In Africa, a man who contracted the Ebola virus while being vaccinated, has recovered and has put scientists on a new trail. And that, for having been the object of a relapse, almost six months later. A relapse that led to 91 new cases before his death. It is, moreover, one of the atypical cases that was described in the New England Journal of Medicine, a few days ago, to demonstrate that the deadly virus (Ebola) can remain in the body long after the end of symptoms. While noting the need for survivors to be monitored for their own well-being and to prevent spread.
Such relapses, resulting from the 2018-2020 epidemic in the Democratic Republic of the Congo, are considered rare, Dakaractu learned via The Guardian. Said English site specified, in the sense that “it is the first which it is clearly shown that it generated a large cluster of new cases”.
However, during the month of March, scientists said that a separate outbreak, currently underway in Guinea, appears to be linked to the one in West Africa that ended five years ago. It emerged from the analyzes made by them, that a survivor may have harbored the virus in silence for years before spreading it.
« The most important message is that a person can get the disease twice, and sometimes the second disease can be worse than the first. Said Dr Placide Mbala-Kingebeni of the University of Kinshasha, who participated in the research on the Congo cases. As Ebola outbreaks increase, “ we have more and more survivors And the risk posed by relapses increases, he added.
Body fluids or contaminated materials targeted as propagation factors
Ebola outbreaks usually start when a person contracts the virus from wild animals. It then spreads from person to person through contact with bodily fluids or contaminated materials. Symptoms may include sudden fever, muscle pain, headache, sore throat, vomiting, diarrhea, rash, and bleeding. The death rate varies from 25 to 90%.
The case cited above and presented in the said medical journal concerns a 25-year-old mototaxi driver, vaccinated in December 2018 because he had been in contact with a person suffering from Ebola. In June 2019, he developed symptoms and was diagnosed with the disease. For some reason, the man never developed or lost immunity within six months, said Michael Wiley, a virologist at Nebraska Medical Center who helped investigate the case.

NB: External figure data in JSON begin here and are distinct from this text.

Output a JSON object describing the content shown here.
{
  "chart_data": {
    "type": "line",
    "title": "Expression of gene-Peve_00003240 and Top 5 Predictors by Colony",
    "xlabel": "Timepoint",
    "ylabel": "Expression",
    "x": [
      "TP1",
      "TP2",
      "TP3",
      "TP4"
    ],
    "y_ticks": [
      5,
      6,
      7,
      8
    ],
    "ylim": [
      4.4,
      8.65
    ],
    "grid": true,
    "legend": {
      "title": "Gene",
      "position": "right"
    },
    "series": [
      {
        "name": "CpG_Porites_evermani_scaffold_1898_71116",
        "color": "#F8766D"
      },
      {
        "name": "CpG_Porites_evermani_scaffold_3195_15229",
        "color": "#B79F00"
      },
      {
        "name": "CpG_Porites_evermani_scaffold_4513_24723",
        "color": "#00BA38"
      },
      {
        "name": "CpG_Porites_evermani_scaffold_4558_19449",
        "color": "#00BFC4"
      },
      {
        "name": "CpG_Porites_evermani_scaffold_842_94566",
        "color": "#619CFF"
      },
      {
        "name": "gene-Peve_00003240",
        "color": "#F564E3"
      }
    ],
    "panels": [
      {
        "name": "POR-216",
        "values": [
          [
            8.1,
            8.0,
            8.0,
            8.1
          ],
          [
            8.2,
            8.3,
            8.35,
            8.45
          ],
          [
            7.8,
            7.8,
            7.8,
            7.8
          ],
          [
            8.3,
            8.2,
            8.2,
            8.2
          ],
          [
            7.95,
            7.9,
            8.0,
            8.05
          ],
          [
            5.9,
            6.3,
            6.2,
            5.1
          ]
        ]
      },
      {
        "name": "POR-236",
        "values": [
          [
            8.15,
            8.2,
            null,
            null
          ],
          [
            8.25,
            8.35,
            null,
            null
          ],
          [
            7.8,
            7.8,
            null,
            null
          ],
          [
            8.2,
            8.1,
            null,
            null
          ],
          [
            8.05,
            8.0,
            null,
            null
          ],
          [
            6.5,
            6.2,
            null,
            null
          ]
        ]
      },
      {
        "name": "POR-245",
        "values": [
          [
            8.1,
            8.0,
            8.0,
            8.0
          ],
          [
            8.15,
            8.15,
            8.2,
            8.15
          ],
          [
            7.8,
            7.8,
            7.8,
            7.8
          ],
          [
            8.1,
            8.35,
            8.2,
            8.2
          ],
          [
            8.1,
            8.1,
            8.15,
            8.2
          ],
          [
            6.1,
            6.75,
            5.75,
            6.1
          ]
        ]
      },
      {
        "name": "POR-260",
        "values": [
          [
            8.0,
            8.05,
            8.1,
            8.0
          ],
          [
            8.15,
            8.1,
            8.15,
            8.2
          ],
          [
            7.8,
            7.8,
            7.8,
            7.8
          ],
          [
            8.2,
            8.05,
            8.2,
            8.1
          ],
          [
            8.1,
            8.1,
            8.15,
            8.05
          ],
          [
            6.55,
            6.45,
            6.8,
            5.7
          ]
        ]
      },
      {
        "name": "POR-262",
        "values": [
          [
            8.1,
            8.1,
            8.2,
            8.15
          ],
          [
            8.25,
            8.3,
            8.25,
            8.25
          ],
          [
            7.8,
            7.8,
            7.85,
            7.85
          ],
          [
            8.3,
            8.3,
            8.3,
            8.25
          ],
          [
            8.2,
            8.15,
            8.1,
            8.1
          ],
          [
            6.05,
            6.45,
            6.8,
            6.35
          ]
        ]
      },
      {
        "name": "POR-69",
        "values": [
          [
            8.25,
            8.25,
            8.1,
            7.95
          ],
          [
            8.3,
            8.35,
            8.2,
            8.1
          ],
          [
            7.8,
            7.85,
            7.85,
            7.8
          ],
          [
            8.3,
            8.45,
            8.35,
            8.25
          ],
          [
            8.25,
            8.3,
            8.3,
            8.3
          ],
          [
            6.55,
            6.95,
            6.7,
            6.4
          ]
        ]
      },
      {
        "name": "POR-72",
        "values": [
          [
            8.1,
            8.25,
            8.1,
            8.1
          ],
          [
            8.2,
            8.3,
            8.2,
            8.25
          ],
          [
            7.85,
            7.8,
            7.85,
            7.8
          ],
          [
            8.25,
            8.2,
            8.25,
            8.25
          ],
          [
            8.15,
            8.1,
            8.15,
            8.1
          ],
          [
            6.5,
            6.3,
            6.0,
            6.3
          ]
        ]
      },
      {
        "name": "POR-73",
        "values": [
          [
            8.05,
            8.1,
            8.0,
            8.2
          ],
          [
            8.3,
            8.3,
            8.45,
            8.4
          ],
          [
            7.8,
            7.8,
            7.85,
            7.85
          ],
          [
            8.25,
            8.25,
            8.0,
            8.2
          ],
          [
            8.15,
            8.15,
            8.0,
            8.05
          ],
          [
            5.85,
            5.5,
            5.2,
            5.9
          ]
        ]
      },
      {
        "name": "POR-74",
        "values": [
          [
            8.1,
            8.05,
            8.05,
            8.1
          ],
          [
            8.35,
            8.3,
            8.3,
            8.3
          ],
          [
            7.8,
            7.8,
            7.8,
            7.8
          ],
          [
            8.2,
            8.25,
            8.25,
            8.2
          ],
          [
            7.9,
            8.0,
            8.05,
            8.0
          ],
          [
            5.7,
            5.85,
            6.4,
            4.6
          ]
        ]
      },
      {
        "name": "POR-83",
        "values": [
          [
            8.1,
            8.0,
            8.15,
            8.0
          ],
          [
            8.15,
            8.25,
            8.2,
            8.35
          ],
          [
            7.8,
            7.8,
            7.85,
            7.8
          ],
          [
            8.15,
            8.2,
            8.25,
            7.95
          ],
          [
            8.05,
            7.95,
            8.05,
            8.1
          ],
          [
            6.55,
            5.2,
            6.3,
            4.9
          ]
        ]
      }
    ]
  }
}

The sick subject having relapsed was treated and was able to leave the hospital after having undergone two tests for Ebola in his blood. However, since semen can harbor the virus for over a year, men have been advised to undergo periodic testing after recovery. The 25-year-old mototaxi driver had, however, tested negative for semen in August, but did not return afterwards. As a result, at the end of November, that is 3 months after his medical treatment, he again developed symptoms and was treated in a health center and with a traditional healer. As his condition worsened, he was sent to a unit specializing in the treatment of Ebola, but died the next day.
The medical profession, which took his case very seriously, noted, thanks to the genetic tests carried out, that the virus at the origin of the new disease of the deceased was almost identical to that of his initial disease. Which means, according to the same source, it was a relapse and not a new infection from another person or animal, Mr Wiley said. Tests showed that the man transmitted the virus to 29 other people and that these transmitted it to 62 others.
A Scottish nurse and an American doctor carrying the virus
Previously, two health workers who contracted the Ebola virus while treating patients in Africa had been infected with the virus long after their recovery. It’s a Scottish nurse, in her cerebrospinal fluid, and an American doctor, in her eyes. But these relapses were discovered quickly and did not give rise to new epidemics. These people, as well as the man in Africa, were all treated with antibodies during their initial infections. Doctors now believe that these patients may not develop a strong enough immune response on their own and be vulnerable to relapses once the antibodies are gone.
A few other viruses can hide for long periods of time and cause problems later. This is the case with the virus that causes chickenpox which can reactivate itself and cause shingles decades after the initial infection.
On this subject, the expert of the virus, Mr. Wiley, tried to reassure. “The news about latent Ebola tells us ‘absolutely nothing’ about the possibility of something similar happening with Covid-19. Because, they are totally different viruses, ”he said.
Dr Ibrahima Socé Fall, a scientist from the World Health Organization, for his part, was in tune with Mr Wiley. “We have yet to see this type of latency in people who have survived the coronavirus,” he said. Even with Ebola, “after six months most patients have completely cleared the virus.”